Das klingt erst einmal nach entschlossener Krisenpolitik, nach harter Hand gegen Raffinerien, Tankstellen und die Launen des Weltmarkts. Tatsächlich handelt es sich vor allem um jene klassische Form österreichischer Entlastungspolitik, bei der man zunächst groß „Bremse“ sagt – und anschließend erklärt, warum das Auto trotzdem weiter rollt.
Die Maßnahme wurde mit Stimmen von ÖVP, SPÖ, NEOS und Grünen beschlossen. Schon diese Konstellation ist bemerkenswert: In Wien muss offenbar erst die halbe Republik zustimmen, bevor Benzin vielleicht irgendwann zehn Cent billiger werden könnte – sofern Ölpreise, Margen, Verordnungen, E-Control, Wettbewerbsbehörde und das Universum korrekt zusammenarbeiten.
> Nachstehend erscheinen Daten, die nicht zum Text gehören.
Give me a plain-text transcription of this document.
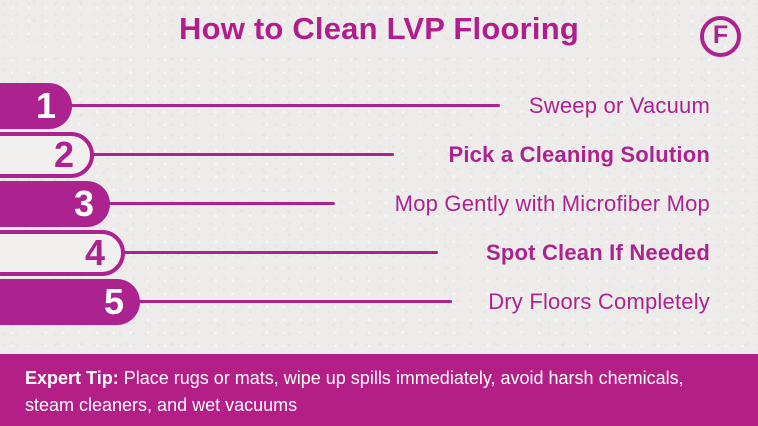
How to Clean LVP Flooring	F
1	Sweep or Vacuum
2	Pick a Cleaning Solution
3	Mop Gently with Microfiber Mop
4	Spot Clean If Needed
5	Dry Floors Completely
Expert Tip: Place rugs or mats, wipe up spills immediately, avoid harsh chemicals, steam cleaners, and wet vacuums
Die Regierung verspricht eine Entlastung von zehn Cent pro Liter. Fünf Cent durch eine temporäre Senkung der Mineralölsteuer, weitere fünf Cent durch eine Begrenzung der Margen. Also gewissermaßen marktwirtschaftlicher Liberalismus mit einem kleinen sozialdemokratischen Schraubenzieher.
Besonders hübsch: Die Grünen stimmten zu, aber ausdrücklich „nicht aus Überzeugung“. Das ist ungefähr die politische Version von:
„Wir halten das für fragwürdig, aber vielleicht funktioniert’s ja aus Versehen.“
Wirtschaftsminister Wolfgang Hattmannsdorfer erklärte derweil in bemerkenswerter Ehrlichkeit, man könne nicht verhindern, dass die Spritpreise weiter steigen. Das ist sympathisch offen. Eine Spritpreisbremse, bei der die Regierung schon vorab sagt, dass sie den Anstieg nicht wirklich stoppen kann, ist ungefähr so beruhigend wie ein Regenschirm mit Gebrauchshinweis: „Nässe kann nicht ausgeschlossen werden.“
Die Wirtschaftskammer warnt vor „Tabubruch“, die Industrie vor Eingriffen in den Markt, die Arbeiterkammer freut sich über gebremste Übergewinne, die FPÖ spricht von „unterlassener Hilfeleistung“, während sie selbst eine Mischung aus Steuersenkung, CO₂-Abschaffung und geopolitischer Fantasiebuchhaltung anbietet.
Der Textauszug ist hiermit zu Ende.